The SA 328 further includes a Term Extractor 410 that extracts the highest score terms and phrases 414 from the index 412 and sends the terms and phrases 414 to the CF 305.
In another example, the sequence of operation of Phrase Identifier 408 and Indexer 406 can be interchanged. In that case, the text is first passed through a Phrase Identifier 408 to capture phrases and then the captured phrases are indexed as explained above.
Accordingly, searching and analysis according to the present invention makes the process of extracting relevant information from resources (e.g., Internet) user-friendly, by suggesting topics relevant to the original query. Such searching and analysis requires minimal user involvement, can be performed in an online fashion (i.e., in real-time) and requires small memory and processing power, such as CE devices. Subtopics related to the original query are extracted and presented to the user in a way that is practical to perform in real-time on a CE device, it is not expensive in terms of the amount of memory space required and does not require the user to guide the process.

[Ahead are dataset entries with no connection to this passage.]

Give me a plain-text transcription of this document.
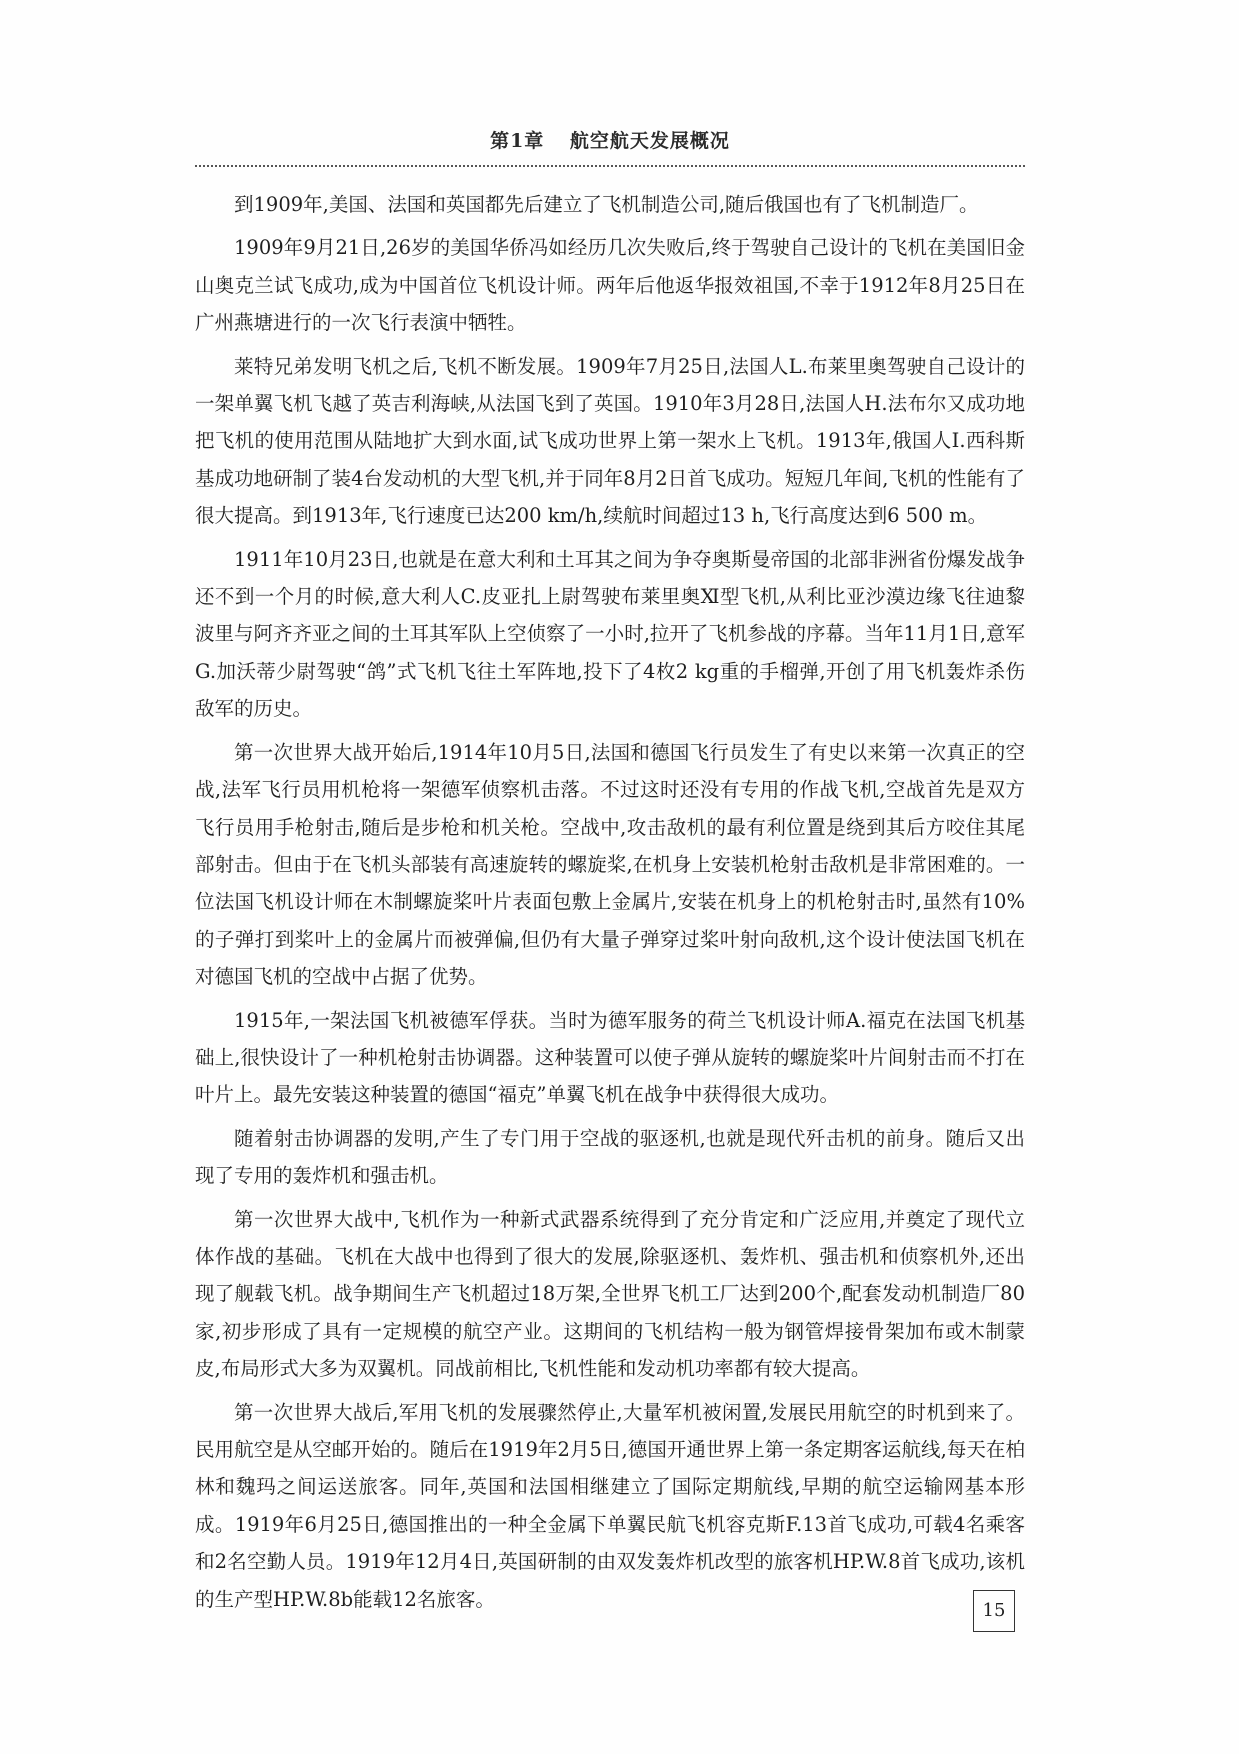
第1章 航空航天发展概况

到1909年,美国、法国和英国都先后建立了飞机制造公司,随后俄国也有了飞机制造厂。

1909年9月21日,26岁的美国华侨冯如经历几次失败后,终于驾驶自己设计的飞机在美国旧金山奥克兰试飞成功,成为中国首位飞机设计师。两年后他返华报效祖国,不幸于1912年8月25日在广州燕塘进行的一次飞行表演中牺牲。

莱特兄弟发明飞机之后,飞机不断发展。1909年7月25日,法国人L.布莱里奥驾驶自己设计的一架单翼飞机飞越了英吉利海峡,从法国飞到了英国。1910年3月28日,法国人H.法布尔又成功地把飞机的使用范围从陆地扩大到水面,试飞成功世界上第一架水上飞机。1913年,俄国人I.西科斯基成功地研制了装4台发动机的大型飞机,并于同年8月2日首飞成功。短短几年间,飞机的性能有了很大提高。到1913年,飞行速度已达200 km/h,续航时间超过13 h,飞行高度达到6 500 m。

1911年10月23日,也就是在意大利和土耳其之间为争夺奥斯曼帝国的北部非洲省份爆发战争还不到一个月的时候,意大利人C.皮亚扎上尉驾驶布莱里奥Ⅺ型飞机,从利比亚沙漠边缘飞往迪黎波里与阿齐齐亚之间的土耳其军队上空侦察了一小时,拉开了飞机参战的序幕。当年11月1日,意军G.加沃蒂少尉驾驶“鸽”式飞机飞往土军阵地,投下了4枚2 kg重的手榴弹,开创了用飞机轰炸杀伤敌军的历史。

第一次世界大战开始后,1914年10月5日,法国和德国飞行员发生了有史以来第一次真正的空战,法军飞行员用机枪将一架德军侦察机击落。不过这时还没有专用的作战飞机,空战首先是双方飞行员用手枪射击,随后是步枪和机关枪。空战中,攻击敌机的最有利位置是绕到其后方咬住其尾部射击。但由于在飞机头部装有高速旋转的螺旋桨,在机身上安装机枪射击敌机是非常困难的。一位法国飞机设计师在木制螺旋桨叶片表面包敷上金属片,安装在机身上的机枪射击时,虽然有10%的子弹打到桨叶上的金属片而被弹偏,但仍有大量子弹穿过桨叶射向敌机,这个设计使法国飞机在对德国飞机的空战中占据了优势。

1915年,一架法国飞机被德军俘获。当时为德军服务的荷兰飞机设计师A.福克在法国飞机基础上,很快设计了一种机枪射击协调器。这种装置可以使子弹从旋转的螺旋桨叶片间射击而不打在叶片上。最先安装这种装置的德国“福克”单翼飞机在战争中获得很大成功。

随着射击协调器的发明,产生了专门用于空战的驱逐机,也就是现代歼击机的前身。随后又出现了专用的轰炸机和强击机。

第一次世界大战中,飞机作为一种新式武器系统得到了充分肯定和广泛应用,并奠定了现代立体作战的基础。飞机在大战中也得到了很大的发展,除驱逐机、轰炸机、强击机和侦察机外,还出现了舰载飞机。战争期间生产飞机超过18万架,全世界飞机工厂达到200个,配套发动机制造厂80家,初步形成了具有一定规模的航空产业。这期间的飞机结构一般为钢管焊接骨架加布或木制蒙皮,布局形式大多为双翼机。同战前相比,飞机性能和发动机功率都有较大提高。

第一次世界大战后,军用飞机的发展骤然停止,大量军机被闲置,发展民用航空的时机到来了。民用航空是从空邮开始的。随后在1919年2月5日,德国开通世界上第一条定期客运航线,每天在柏林和魏玛之间运送旅客。同年,英国和法国相继建立了国际定期航线,早期的航空运输网基本形成。1919年6月25日,德国推出的一种全金属下单翼民航飞机容克斯F.13首飞成功,可载4名乘客和2名空勤人员。1919年12月4日,英国研制的由双发轰炸机改型的旅客机HP.W.8首飞成功,该机的生产型HP.W.8b能载12名旅客。	15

As noted, example partial taxonomy 500 is shown in
As is known to those skilled in the art, the aforementioned example architectures described above, according to the present invention, can be implemented in many ways, such as program instructions for execution by a processor, as logic circuits, as an application specific integrated circuit, as firmware, etc. The present invention has been described in considerable detail with reference to certain preferred versions thereof; however, other versions are possible. Therefore, the spirit and scope of the appended claims should not be limited to the description of the preferred versions contained herein.